Having recounted both the changeable nature of humankind as well as the potential for deceptive appearances, Gregory proceeds to build a case for the presence of justice in humanity's plight:

[...] the mind, being cheated of its desire for that which is really good, was carried away to what is unreal through the deception of the counsellor and inventor of evil, by having been persuaded that that truly is beautiful, which is the opposite of beautiful. For his guile would have been ineffectual, had not the semblance of the good been spread upon the hook of evil like a bait.

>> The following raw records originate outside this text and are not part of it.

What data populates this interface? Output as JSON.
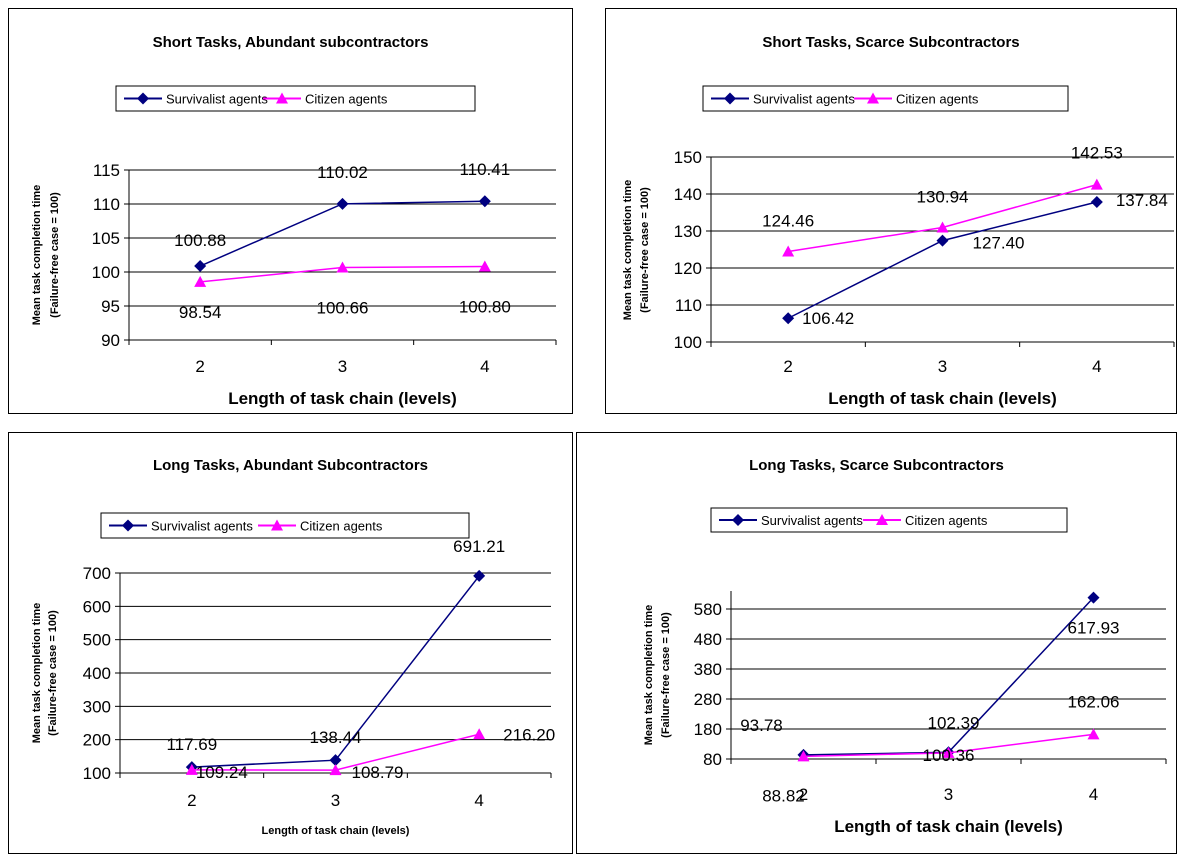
{
  "colors": {
    "survivalist": "#000080",
    "citizen": "#ff00ff",
    "grid": "#000000"
  },
  "chart_data": [
    {
      "type": "line",
      "title": "Short Tasks, Abundant subcontractors",
      "xlabel": "Length of task chain (levels)",
      "ylabel": [
        "Mean task completion time",
        "(Failure-free case = 100)"
      ],
      "x": [
        2,
        3,
        4
      ],
      "ylim": [
        90,
        115
      ],
      "yticks": [
        90,
        95,
        100,
        105,
        110,
        115
      ],
      "grid": true,
      "legend_position": "top",
      "series": [
        {
          "name": "Survivalist agents",
          "values": [
            100.88,
            110.02,
            110.41
          ],
          "labels": [
            "100.88",
            "110.02",
            "110.41"
          ],
          "marker": "diamond"
        },
        {
          "name": "Citizen agents",
          "values": [
            98.54,
            100.66,
            100.8
          ],
          "labels": [
            "98.54",
            "100.66",
            "100.80"
          ],
          "marker": "triangle"
        }
      ]
    },
    {
      "type": "line",
      "title": "Short Tasks, Scarce Subcontractors",
      "xlabel": "Length of task chain (levels)",
      "ylabel": [
        "Mean task completion time",
        "(Failure-free case = 100)"
      ],
      "x": [
        2,
        3,
        4
      ],
      "ylim": [
        100,
        150
      ],
      "yticks": [
        100,
        110,
        120,
        130,
        140,
        150
      ],
      "grid": true,
      "legend_position": "top",
      "series": [
        {
          "name": "Survivalist agents",
          "values": [
            106.42,
            127.4,
            137.84
          ],
          "labels": [
            "106.42",
            "127.40",
            "137.84"
          ],
          "marker": "diamond"
        },
        {
          "name": "Citizen agents",
          "values": [
            124.46,
            130.94,
            142.53
          ],
          "labels": [
            "124.46",
            "130.94",
            "142.53"
          ],
          "marker": "triangle"
        }
      ]
    },
    {
      "type": "line",
      "title": "Long Tasks, Abundant Subcontractors",
      "xlabel": "Length of task chain (levels)",
      "ylabel": [
        "Mean task completion time",
        "(Failure-free case = 100)"
      ],
      "x": [
        2,
        3,
        4
      ],
      "ylim": [
        100,
        700
      ],
      "yticks": [
        100,
        200,
        300,
        400,
        500,
        600,
        700
      ],
      "grid": true,
      "legend_position": "top",
      "series": [
        {
          "name": "Survivalist agents",
          "values": [
            117.69,
            138.44,
            691.21
          ],
          "labels": [
            "117.69",
            "138.44",
            "691.21"
          ],
          "marker": "diamond"
        },
        {
          "name": "Citizen agents",
          "values": [
            109.24,
            108.79,
            216.2
          ],
          "labels": [
            "109.24",
            "108.79",
            "216.20"
          ],
          "marker": "triangle"
        }
      ]
    },
    {
      "type": "line",
      "title": "Long Tasks, Scarce Subcontractors",
      "xlabel": "Length of task chain (levels)",
      "ylabel": [
        "Mean task completion time",
        "(Failure-free case = 100)"
      ],
      "x": [
        2,
        3,
        4
      ],
      "ylim": [
        80,
        640
      ],
      "yticks": [
        80,
        180,
        280,
        380,
        480,
        580
      ],
      "grid": true,
      "legend_position": "top",
      "series": [
        {
          "name": "Survivalist agents",
          "values": [
            93.78,
            102.39,
            617.93
          ],
          "labels": [
            "93.78",
            "102.39",
            "617.93"
          ],
          "marker": "diamond"
        },
        {
          "name": "Citizen agents",
          "values": [
            88.82,
            100.36,
            162.06
          ],
          "labels": [
            "88.82",
            "100.36",
            "162.06"
          ],
          "marker": "triangle"
        }
      ]
    }
  ]
}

The devil made use of the potential both for malleable human nature to be 'carried away' and for appearances to deceive. Gregory here introduces his famous 'fishhook' and 'bait' metaphor to describe the process. Humanity was lured into a snare just as a fish is led to bite a hook: because the trap was made appealing. 

Despite this deceit, Gregory holds humanity to account: 'Man then was freely involved in this disaster; he had yoked himself to the enemy of life through pleasure'. Driven by desire, humankind opted for bondage and slavery. Humanity is responsible for choosing, just as a fish is responsible for biting the bait. It does not matter that the bait is a deceit. To bite is a free choice, an act without coercion. Mutable humankind followed its own inordinate desires and, failing to distinguish between surface appeal and the true depth of beauty, chased an empty reflection. In doing so, it lost what it already had as gifts of divine grace. The consequences are therefore just. As there is a logic and order to redemption, there is a logic and order to the initial process of enslavement. God's fair measures to counteract this tyranny will match in inverse fashion the steps taken to bind humanity'. 

Devin Singh Divine Currency (2018) p.153

MoneyWisdom #491

 "While created in the image of God, humankind is not identical to God, having come from nonbeing into being and thus evincing capacity for change. As a changeable and dynamic form, humanity is always on the move, so to speak. Such processual nature heads towards perfection and the good, or toward its opposite, which is a type of nonexistence, a loss of being. The engine of movement is desire, the goal toward which it strives is beauty, and the mechanism of action is the will, which, Gregory maintains, is free."